Identification and characterization of the enzymes responsible for the metabolism of the non‐steroidal anti‐inflammatory drugs,flunixin meglumine and phenylbutazone,in horses

The in vivo metabolism and pharmacokinetics of flunixin meglumine and phenylbutazone have been extensively characterized; however, there are no published reports describing the in vitro metabolism, specifically the enzymes responsible for the biotransformation of these compounds in horses. Due to their widespread use and, therefore, increased potential for drug–drug interactions and widespread differences in drug disposition, this study aims to build on the limited current knowledge regarding P450‐mediated metabolism in horses. Drugs were incubated with equine liver microsomes and a panel of recombinant equine P450s. Incubation of phenylbutazone in microsomes generated oxyphenbutazone and gamma‐hydroxy phenylbutazone.
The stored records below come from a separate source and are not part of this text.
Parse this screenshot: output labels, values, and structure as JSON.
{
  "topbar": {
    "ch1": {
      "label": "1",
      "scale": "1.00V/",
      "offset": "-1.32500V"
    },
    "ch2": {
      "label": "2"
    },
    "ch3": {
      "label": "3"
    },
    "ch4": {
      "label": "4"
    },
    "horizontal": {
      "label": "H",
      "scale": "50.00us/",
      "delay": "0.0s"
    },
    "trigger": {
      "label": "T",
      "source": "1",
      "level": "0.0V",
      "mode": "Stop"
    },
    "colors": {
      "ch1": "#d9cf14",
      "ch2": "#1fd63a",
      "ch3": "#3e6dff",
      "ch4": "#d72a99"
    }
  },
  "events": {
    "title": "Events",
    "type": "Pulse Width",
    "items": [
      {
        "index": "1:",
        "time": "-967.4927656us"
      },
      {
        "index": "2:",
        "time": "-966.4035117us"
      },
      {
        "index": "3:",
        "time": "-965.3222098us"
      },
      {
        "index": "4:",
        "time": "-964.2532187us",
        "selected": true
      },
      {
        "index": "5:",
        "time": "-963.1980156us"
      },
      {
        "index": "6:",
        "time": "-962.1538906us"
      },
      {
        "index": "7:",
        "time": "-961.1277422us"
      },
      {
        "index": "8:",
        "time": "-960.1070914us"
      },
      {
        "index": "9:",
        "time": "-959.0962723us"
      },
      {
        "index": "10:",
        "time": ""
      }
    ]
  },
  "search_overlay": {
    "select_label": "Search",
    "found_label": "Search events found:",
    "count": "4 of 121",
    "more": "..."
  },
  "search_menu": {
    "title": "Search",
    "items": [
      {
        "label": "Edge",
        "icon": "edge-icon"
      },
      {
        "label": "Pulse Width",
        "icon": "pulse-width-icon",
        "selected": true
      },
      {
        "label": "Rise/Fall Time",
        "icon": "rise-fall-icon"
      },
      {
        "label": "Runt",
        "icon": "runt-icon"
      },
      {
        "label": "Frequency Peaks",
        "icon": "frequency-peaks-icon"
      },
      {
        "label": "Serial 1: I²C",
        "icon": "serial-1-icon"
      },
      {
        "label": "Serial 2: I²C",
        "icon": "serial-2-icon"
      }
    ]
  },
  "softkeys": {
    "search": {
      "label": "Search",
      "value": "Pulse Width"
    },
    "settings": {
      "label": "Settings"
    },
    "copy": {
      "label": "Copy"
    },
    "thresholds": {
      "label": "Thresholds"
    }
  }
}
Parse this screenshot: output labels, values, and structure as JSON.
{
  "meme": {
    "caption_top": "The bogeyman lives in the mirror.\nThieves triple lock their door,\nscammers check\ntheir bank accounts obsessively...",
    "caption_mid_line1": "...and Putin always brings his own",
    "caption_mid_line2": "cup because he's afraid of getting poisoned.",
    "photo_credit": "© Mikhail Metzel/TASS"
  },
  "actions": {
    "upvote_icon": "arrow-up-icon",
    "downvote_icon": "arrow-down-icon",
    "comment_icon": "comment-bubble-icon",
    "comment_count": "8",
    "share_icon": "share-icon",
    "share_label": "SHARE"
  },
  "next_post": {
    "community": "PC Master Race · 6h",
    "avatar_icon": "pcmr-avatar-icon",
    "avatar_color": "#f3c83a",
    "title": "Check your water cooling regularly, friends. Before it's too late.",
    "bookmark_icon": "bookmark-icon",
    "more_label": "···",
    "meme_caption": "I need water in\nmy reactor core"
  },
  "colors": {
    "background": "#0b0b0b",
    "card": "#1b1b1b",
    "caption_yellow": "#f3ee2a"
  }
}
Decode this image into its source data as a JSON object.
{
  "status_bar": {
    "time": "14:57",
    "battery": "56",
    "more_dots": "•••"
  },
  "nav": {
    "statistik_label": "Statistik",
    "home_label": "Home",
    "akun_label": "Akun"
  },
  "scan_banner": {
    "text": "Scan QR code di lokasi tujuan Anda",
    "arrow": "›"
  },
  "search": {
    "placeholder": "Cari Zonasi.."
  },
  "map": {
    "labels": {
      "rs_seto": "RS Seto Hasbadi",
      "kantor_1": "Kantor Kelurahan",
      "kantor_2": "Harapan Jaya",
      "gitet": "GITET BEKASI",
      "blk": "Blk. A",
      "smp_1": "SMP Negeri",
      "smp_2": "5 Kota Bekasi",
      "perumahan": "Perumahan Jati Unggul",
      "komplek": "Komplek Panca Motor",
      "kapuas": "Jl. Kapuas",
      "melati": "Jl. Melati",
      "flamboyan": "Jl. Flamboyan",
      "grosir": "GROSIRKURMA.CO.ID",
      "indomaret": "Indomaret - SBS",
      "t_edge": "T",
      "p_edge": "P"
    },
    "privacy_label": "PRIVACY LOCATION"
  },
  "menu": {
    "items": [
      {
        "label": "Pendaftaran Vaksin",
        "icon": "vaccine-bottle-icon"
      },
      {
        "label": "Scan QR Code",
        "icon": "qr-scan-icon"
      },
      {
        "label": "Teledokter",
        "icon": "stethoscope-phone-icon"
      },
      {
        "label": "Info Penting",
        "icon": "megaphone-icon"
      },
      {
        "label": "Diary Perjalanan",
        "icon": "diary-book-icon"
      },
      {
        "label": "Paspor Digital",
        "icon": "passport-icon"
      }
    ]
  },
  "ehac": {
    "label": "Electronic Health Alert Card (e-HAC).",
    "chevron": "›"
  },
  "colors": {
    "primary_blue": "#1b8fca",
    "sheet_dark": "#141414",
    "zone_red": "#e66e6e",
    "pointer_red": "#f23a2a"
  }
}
Microsomal incubations with flunixin meglumine generated 5‐OH flunixin, with a kinetic profile suggestive of substrate inhibition. In recombinant P450 assays, equine CYP3A97 was the only enzyme capable of generating oxyphenbutazone while several members of the equine CYP3A family and CYP1A1 were capable of catalyzing the biotransformation of flunixin to 5‐OH flunixin. Flunixin meglumine metabolism by CYP1A1 and CYP3A93 showed a profile characteristic of biphasic kinetics, suggesting two substrate binding sites. The current study identifies specific enzymes responsible for the metabolism of two NSAIDs in horses and provides the basis for future study of drug–drug interactions and identification of reasons for varying pharmacokinetics between horses.